Sunday, February 14, 2021

So Long, Not Forgotten

 Assalamualaikum and hello readers!


It's been a hell of a ride. I was hit with a pool of emotions. It was fun. I don't know why every time I feel sad, I feel like writing it all up here. I've been good, been bad too, but most of all, I've been silent. I guess it's just who I am. The purpose of this post, and other previous and incoming posts, is for my future self to see, how was life back then. It is my story, not others to tell. Although I feel sad often, but I find that I don't really talk about my feelings, you know. Just suppressed everything inside, till it dissolves I guess? Or perhaps, explode.

We are all afraid of what's coming next. Yes, we could say we are excited to know what's next, but we shouldn't lie when the emotions was mingled, we do feel afraid. Right now, I don't know, I just feel like wanna throw out words. Ever since primary school, I've been given this 'gift' that I don't know I want it anymore. I couldn't unplug this gift from myself. But, let that story rest first.


Funny how time flies and within a short period of time, we could change to become a person that we never expected to be. One advice that I would tell others is, don't hold yourself. When in a moment you felt like you wanna shout, just do it. When you feel like you wanna laugh, laugh. And, when you feel like you should search for beyond the information you have now, go do it. DO NOT HOLD BACK. Life is just too short to "save for the future". How sure are you that you'll live tomorrow? Or how sure are you that your significant one will be alive tomorrow? Just go do it. Call your parents, study behind your friend, do assignment alone, singing out loud, driving during midnight, telling one your actual feeling, or even baking! Just do it!

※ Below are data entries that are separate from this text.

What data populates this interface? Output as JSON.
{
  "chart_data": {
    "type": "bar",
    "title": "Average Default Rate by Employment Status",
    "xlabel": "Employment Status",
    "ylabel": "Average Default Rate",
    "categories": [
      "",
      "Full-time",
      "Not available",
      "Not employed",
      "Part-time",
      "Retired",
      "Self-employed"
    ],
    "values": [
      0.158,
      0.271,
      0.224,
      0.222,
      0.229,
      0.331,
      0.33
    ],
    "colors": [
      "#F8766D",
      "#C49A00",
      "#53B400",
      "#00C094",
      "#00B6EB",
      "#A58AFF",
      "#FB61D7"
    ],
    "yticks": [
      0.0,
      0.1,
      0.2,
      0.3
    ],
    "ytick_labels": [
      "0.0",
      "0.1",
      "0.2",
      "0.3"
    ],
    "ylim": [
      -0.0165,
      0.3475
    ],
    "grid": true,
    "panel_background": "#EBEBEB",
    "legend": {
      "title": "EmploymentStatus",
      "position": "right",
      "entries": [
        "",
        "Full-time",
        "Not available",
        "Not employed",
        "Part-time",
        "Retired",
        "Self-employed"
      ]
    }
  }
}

Up till this point of this post, I still haven't stated yet on the main thing that I wanna express here. I was about to just keep it inside, but ironically, I just advised people to not holding back. So here goes.. I'm exhausted. Yes, Semester 6 is done, but I'm exhausted. I'm exhausted, socially. I don't like being in a group, I don't like to talk when I don't actually feel like talking, I don't like to get up and sit at living room just to have the "fake-socialize-and-laugh-at-pathetic-not-funny-joke". That is just not me. But guess what? I had to force myself to be in par with the vibe set there, which is very very very tiring. I would appreciate and prefer to have 2 or 3 people to talk with only. I AM OBSERVANT. I do notice everything, and trust me, if in a group of three, I hella distribute my focus to be damn fair to each of us. I miss my Diploma time. But yeah, life goes on. I must continue my steps.

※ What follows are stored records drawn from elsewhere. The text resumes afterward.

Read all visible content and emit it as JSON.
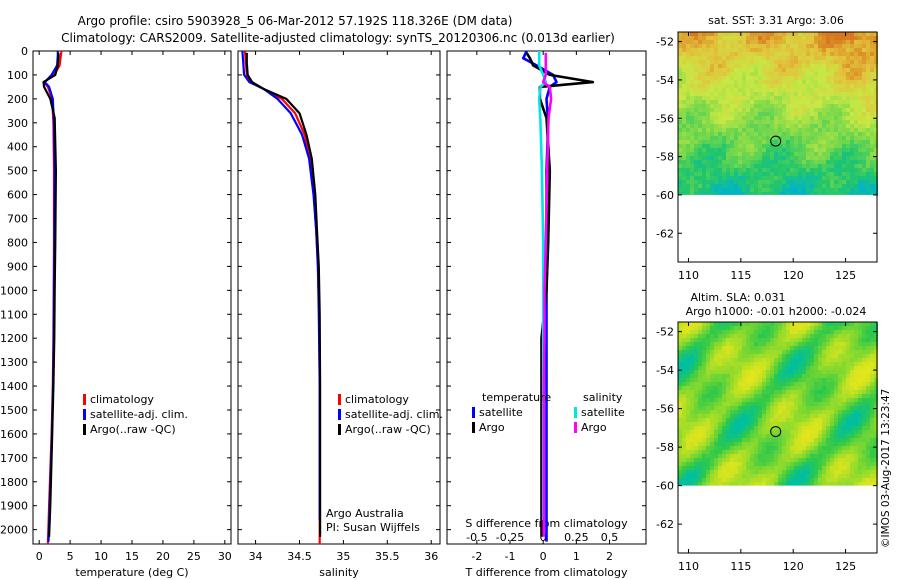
{
  "figure": {
    "title_line1": "Argo profile: csiro 5903928_5 06-Mar-2012 57.192S 118.326E (DM data)",
    "title_line2": "Climatology: CARS2009. Satellite-adjusted climatology: synTS_20120306.nc (0.013d earlier)",
    "credit": "©IMOS 03-Aug-2017 13:23:47",
    "colors": {
      "climatology": "#ff0000",
      "satellite": "#0000ff",
      "argo": "#000000",
      "sal_satellite": "#00e5e5",
      "sal_argo": "#ff00ff"
    }
  },
  "chart_data": [
    {
      "id": "temperature",
      "type": "line",
      "xlabel": "temperature (deg C)",
      "ylabel": "",
      "xlim": [
        -1,
        31
      ],
      "ylim": [
        2060,
        0
      ],
      "xticks": [
        0,
        5,
        10,
        15,
        20,
        25,
        30
      ],
      "xtick_labels": [
        "0",
        "5",
        "10",
        "15",
        "20",
        "25",
        "30"
      ],
      "yticks": [
        0,
        100,
        200,
        300,
        400,
        500,
        600,
        700,
        800,
        900,
        1000,
        1100,
        1200,
        1300,
        1400,
        1500,
        1600,
        1700,
        1800,
        1900,
        2000
      ],
      "legend": [
        "climatology",
        "satellite-adj. clim.",
        "Argo(..raw -QC)"
      ],
      "series": [
        {
          "name": "climatology",
          "x": [
            3.6,
            3.5,
            3.3,
            2.4,
            0.8,
            1.4,
            2.1,
            2.3,
            2.4,
            2.4,
            2.35,
            2.3,
            2.2,
            2.0,
            1.6,
            1.4
          ],
          "y": [
            0,
            20,
            60,
            100,
            130,
            150,
            200,
            300,
            500,
            800,
            1000,
            1200,
            1400,
            1600,
            1900,
            2060
          ]
        },
        {
          "name": "satellite-adj. clim.",
          "x": [
            3.0,
            3.0,
            2.9,
            2.0,
            0.9,
            1.6,
            2.2,
            2.4,
            2.5,
            2.45,
            2.4,
            2.35,
            2.25,
            2.05,
            1.7,
            1.5
          ],
          "y": [
            0,
            20,
            60,
            100,
            130,
            150,
            200,
            300,
            500,
            800,
            1000,
            1200,
            1400,
            1600,
            1900,
            2050
          ]
        },
        {
          "name": "Argo(..raw -QC)",
          "x": [
            3.1,
            3.1,
            3.0,
            2.6,
            0.7,
            0.8,
            1.8,
            2.5,
            2.7,
            2.6,
            2.5,
            2.45,
            2.3,
            2.1,
            1.8,
            1.6
          ],
          "y": [
            8,
            20,
            60,
            100,
            130,
            150,
            200,
            280,
            500,
            800,
            1000,
            1200,
            1400,
            1600,
            1900,
            2030
          ]
        }
      ]
    },
    {
      "id": "salinity",
      "type": "line",
      "xlabel": "salinity",
      "ylabel": "",
      "xlim": [
        33.8,
        36.1
      ],
      "ylim": [
        2060,
        0
      ],
      "xticks": [
        34,
        34.5,
        35,
        35.5,
        36
      ],
      "xtick_labels": [
        "34",
        "34.5",
        "35",
        "35.5",
        "36"
      ],
      "legend": [
        "climatology",
        "satellite-adj. clim.",
        "Argo(..raw -QC)"
      ],
      "annotation": [
        "Argo Australia",
        "PI: Susan Wijffels"
      ],
      "series": [
        {
          "name": "climatology",
          "x": [
            33.88,
            33.89,
            33.9,
            33.94,
            34.1,
            34.3,
            34.45,
            34.56,
            34.62,
            34.665,
            34.69,
            34.71,
            34.725,
            34.73,
            34.73,
            34.73
          ],
          "y": [
            0,
            50,
            100,
            130,
            160,
            200,
            260,
            350,
            450,
            600,
            750,
            900,
            1100,
            1400,
            1800,
            2060
          ]
        },
        {
          "name": "satellite-adj. clim.",
          "x": [
            33.85,
            33.86,
            33.87,
            33.93,
            34.1,
            34.25,
            34.4,
            34.53,
            34.61,
            34.66,
            34.69,
            34.71,
            34.72,
            34.73,
            34.73,
            34.73
          ],
          "y": [
            0,
            50,
            100,
            130,
            160,
            200,
            260,
            350,
            450,
            600,
            750,
            900,
            1100,
            1400,
            1800,
            1960
          ]
        },
        {
          "name": "Argo(..raw -QC)",
          "x": [
            33.9,
            33.9,
            33.91,
            33.96,
            34.1,
            34.35,
            34.5,
            34.58,
            34.64,
            34.68,
            34.7,
            34.72,
            34.73,
            34.735,
            34.735,
            34.735
          ],
          "y": [
            8,
            50,
            100,
            130,
            160,
            200,
            260,
            350,
            450,
            600,
            750,
            900,
            1100,
            1400,
            1800,
            2030
          ]
        }
      ]
    },
    {
      "id": "difference",
      "type": "line",
      "xlabel": "T difference from climatology",
      "xlabel2": "S difference from climatology",
      "xlim": [
        -2.9,
        3.1
      ],
      "ylim": [
        2060,
        0
      ],
      "xticks": [
        -2,
        -1,
        0,
        1,
        2
      ],
      "xtick_labels": [
        "-2",
        "-1",
        "0",
        "1",
        "2"
      ],
      "xticks_s": [
        -0.5,
        -0.25,
        0,
        0.25,
        0.5
      ],
      "xtick_labels_s": [
        "-0.5",
        "-0.25",
        "0",
        "0.25",
        "0.5"
      ],
      "legend_headers": [
        "temperature",
        "salinity"
      ],
      "legend": [
        "satellite",
        "Argo",
        "satellite",
        "Argo"
      ],
      "series": [
        {
          "name": "T satellite",
          "x": [
            -0.5,
            -0.6,
            -0.2,
            0.3,
            0.4,
            0.2,
            0.1,
            0.15,
            0.1,
            0.1,
            0.1,
            0.1,
            0.1,
            0.1,
            0.1,
            0.1
          ],
          "y": [
            0,
            30,
            60,
            100,
            130,
            150,
            200,
            300,
            500,
            800,
            1000,
            1200,
            1400,
            1600,
            1900,
            2050
          ]
        },
        {
          "name": "T Argo",
          "x": [
            -0.5,
            -0.4,
            -0.3,
            0.2,
            1.5,
            -0.1,
            -0.1,
            0.1,
            0.2,
            0.15,
            0.1,
            -0.05,
            -0.05,
            -0.05,
            -0.05,
            -0.05
          ],
          "y": [
            8,
            30,
            60,
            100,
            130,
            150,
            200,
            280,
            500,
            800,
            1000,
            1200,
            1400,
            1600,
            1900,
            2030
          ]
        },
        {
          "name": "S satellite",
          "x": [
            -0.03,
            -0.03,
            -0.03,
            0.0,
            0.02,
            -0.02,
            -0.03,
            -0.02,
            -0.01,
            0.0,
            0.0,
            0.0,
            0.0,
            0.0,
            0.0,
            0.0
          ],
          "y": [
            0,
            30,
            60,
            100,
            130,
            150,
            200,
            300,
            500,
            800,
            1000,
            1200,
            1400,
            1600,
            1900,
            1960
          ]
        },
        {
          "name": "S Argo",
          "x": [
            0.02,
            0.02,
            0.02,
            0.02,
            0.0,
            0.05,
            0.06,
            0.04,
            0.03,
            0.02,
            0.01,
            0.01,
            0.005,
            0.005,
            0.005,
            0.005
          ],
          "y": [
            8,
            30,
            60,
            100,
            130,
            150,
            200,
            280,
            500,
            800,
            1000,
            1200,
            1400,
            1600,
            1900,
            2030
          ]
        }
      ]
    },
    {
      "id": "sst_map",
      "type": "heatmap",
      "title": "sat. SST: 3.31  Argo: 3.06",
      "xlim": [
        109,
        128
      ],
      "ylim": [
        -63.5,
        -51.5
      ],
      "data_extent_y": [
        -60,
        -51.5
      ],
      "xticks": [
        110,
        115,
        120,
        125
      ],
      "xtick_labels": [
        "110",
        "115",
        "120",
        "125"
      ],
      "yticks": [
        -52,
        -54,
        -56,
        -58,
        -60,
        -62
      ],
      "ytick_labels": [
        "-52",
        "-54",
        "-56",
        "-58",
        "-60",
        "-62"
      ],
      "profile_location": [
        118.326,
        -57.192
      ],
      "field": "sst",
      "color_stops": [
        "#00b4c8",
        "#22c66a",
        "#7ed94a",
        "#c8e845",
        "#e2c33c",
        "#d8781e"
      ]
    },
    {
      "id": "sla_map",
      "type": "heatmap",
      "title": "Altim. SLA: 0.031",
      "subtitle": "Argo h1000: -0.01 h2000: -0.024",
      "xlim": [
        109,
        128
      ],
      "ylim": [
        -63.5,
        -51.5
      ],
      "data_extent_y": [
        -60,
        -51.5
      ],
      "xticks": [
        110,
        115,
        120,
        125
      ],
      "xtick_labels": [
        "110",
        "115",
        "120",
        "125"
      ],
      "yticks": [
        -52,
        -54,
        -56,
        -58,
        -60,
        -62
      ],
      "ytick_labels": [
        "-52",
        "-54",
        "-56",
        "-58",
        "-60",
        "-62"
      ],
      "profile_location": [
        118.326,
        -57.192
      ],
      "field": "sla",
      "color_stops": [
        "#00bfa0",
        "#2ec84a",
        "#86d92e",
        "#d4e41f",
        "#f2e81a"
      ]
    }
  ]
}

I guess, we'll appreciate the moment once it's gone huh? Adik-adik, cherish every moments that you have now. Life is too short to hate people, explain yourself. And if they judged you and distant themselves, well that's their lost. Set a damn high standard for yourself. You are human too! Your presence is not to just please others? You deserve better. It was tiring to sit behind the transparent curtain, hiding invisibly, and choosing not to talk when all you wanna do is scream the hell out from your chest. Well, Degree's life is ending soon. One more year and that's it. I'll change to the new me. 

Anyway, quick update. Just finished my Final Assessments for Semester 6. It was arghhh and phewww. But honestly, I did quite good this time. Cuma tulah, I figured that this sem cannot score 4 flat lagi dah, sebab koko (Tulisan Jawi) dah tahu markah hahaha. Dapat A-, so memang idok lerr nak dapat 4 flat. Last semester Alhamdulillah 4 flat. Nak maintain CGPA je my goal sekarang, demi mendapatkan pengecualian bayaran pitipitiyen. I know the uncertainty right now has affected millions of people, so please take care and love yourself. Remember, it's okay to scream and let it all out from your chest. Don't hold back. Till we meet again.